The interesting feature about this flow, is that it not only gives you a Critic Equipment or not, but it resolves a Critic A class , Critic B class and classifies Critic C class as a non critic equipment.
to_post.ppt (80 Kb, 873 downloads)
According to the famous INPO's AP-913,The Process Flowchart for Identify of Critical Components can be difined at our nuclear power plant ,ses attached file.
Process_Flowchart_for_Identify_of_Critical_Components.JPG (45 Kb, 925 downloads) Flowchart for Identify of Critical Components
It appears that the INPO AP-913 process flowchart for identification of critical compoenents is a straight forward single line process. I thought it would be more complicated than that in view of danger in nuke sites!
Reference to CAR table and equation ,Can you please let me know if there is any reference standard which you referred to .
We got several thousands of different type of equiopment at the plant and we have only a limited resources to manage our assets.
To enable us to respond whenever an equipment is in distress, w e need a means to make a distinction which equipment are critical and non-critical.
This classification has a significant impact not only in our PM/Pdm activities but also on the way we handle our spare parts.
The key here is the risk matrix and the HaZop. We have several categories for our consequence (production loss, safety/environmental impact, etc) and we hhave also establish several degrees of probabilities.
AS FOR THE PRODUCTION LOSS , WE HAVE DETERMINED THAT AN EQUIPMENT WILL BE CONSIDERED CRITICAL IF ITS FAILURE AFECTS AT LEAST 5% OF THE PRODUCTION.
ALSO A DEFAULT CONDITION WOULD BE IF THE EQUIPMENT HAS A BACKUP THAT MAINTAINS PRODUCTION CAPABILITY, THEN IT WOULD BE CONSIDERED AS NON CRITICAL.
Could not open the file, any ideas?
This is a great tool. In fact, I'm planning to use it.
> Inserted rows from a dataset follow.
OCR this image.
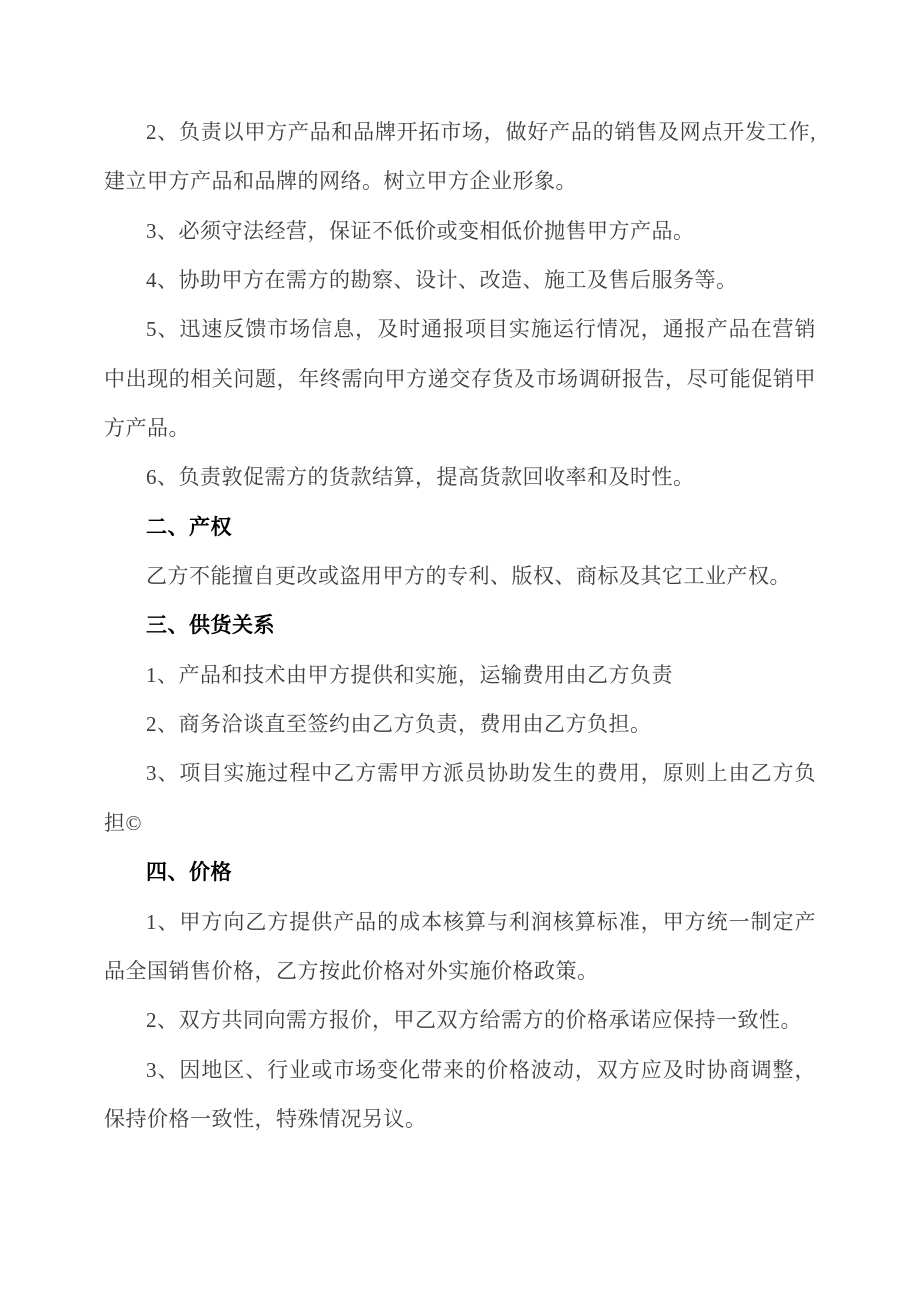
2、负责以甲方产品和品牌开拓市场，做好产品的销售及网点开发工作,建立甲方产品和品牌的网络。树立甲方企业形象。

3、必须守法经营，保证不低价或变相低价抛售甲方产品。

4、协助甲方在需方的勘察、设计、改造、施工及售后服务等。

5、迅速反馈市场信息，及时通报项目实施运行情况，通报产品在营销中出现的相关问题，年终需向甲方递交存货及市场调研报告，尽可能促销甲方产品。

6、负责敦促需方的货款结算，提高货款回收率和及时性。

二、产权

乙方不能擅自更改或盗用甲方的专利、版权、商标及其它工业产权。

三、供货关系

1、产品和技术由甲方提供和实施，运输费用由乙方负责

2、商务洽谈直至签约由乙方负责，费用由乙方负担。

3、项目实施过程中乙方需甲方派员协助发生的费用，原则上由乙方负担©

四、价格

1、甲方向乙方提供产品的成本核算与利润核算标准，甲方统一制定产品全国销售价格，乙方按此价格对外实施价格政策。

2、双方共同向需方报价，甲乙双方给需方的价格承诺应保持一致性。

3、因地区、行业或市场变化带来的价格波动，双方应及时协商调整，保持价格一致性，特殊情况另议。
Question : how do you rate the number based on the low, med, high rank?
In other words, how do you know if 210 (per the attached example) is high rank?
Please advise, thanks!
Asset criticality is a form of evaluation in which assets are evaluated on the basis the impact a failure of this equipment presents. The factors depend upon the type of the Industry for example in the Food Industry one can use the following
This impact is considered for: Safety (personal), Environment, Product Quality, Food safety and cost to operate.
If the equipment fails, what impact will the failure have on... (Safety, Environment, etc.)
And as Mviz said this is a group effort
Each of these factors can have sub categories which can be given different weightage
Safety Impact can have following sub categories
1. Critical Safety Equipment
Equipment has no critical Device 0
Equipment is equipped with critical safety Device 30
Equipment is a critical safety Device 50
2. Injury Potential
Potential for Minor injury 10
Potential for Moderate injury 20
Potential for Serious injury / Death 30
3. Fire / Explosion Potential
Low Potential 10
Moderate Potential 20
High Potential 30
4. Loss Potential
No Potential Loss 0
Potential for Minor Loss 10
Potential for Moderate Loss 20
Potential for Serious Loss 30
From all this we will get Safety Rank
Similarly we can make sub categories for other factors like Environment, Product Quality, Food safety and cost to operate and assign them some weightage and we can get the overall ranking for each asset.
It is important to start this assessment with the right mix of people
• Select a team of 4 - 6 participants who will understand the facility(s) being evaluated from all of the relevant perspectives: Safety, Environmental, Food Safety, Customer Service, and Operations.
• Each participant must ensure that the perspective they represent is heard and considered in the group discussion.
• The group must come to a consensus on each item. If this is not possible at first, skip the item and come back to it later rather than spend a lot of time on it.
• The group will determine individual “field” definitions. Remember the assessment ranks criticality of a particular facility. The key is consistency throughout one evaluation.
• Realize that the first 5 to 10 pieces of equipment will require the most time. After that, work will progress much more quickly.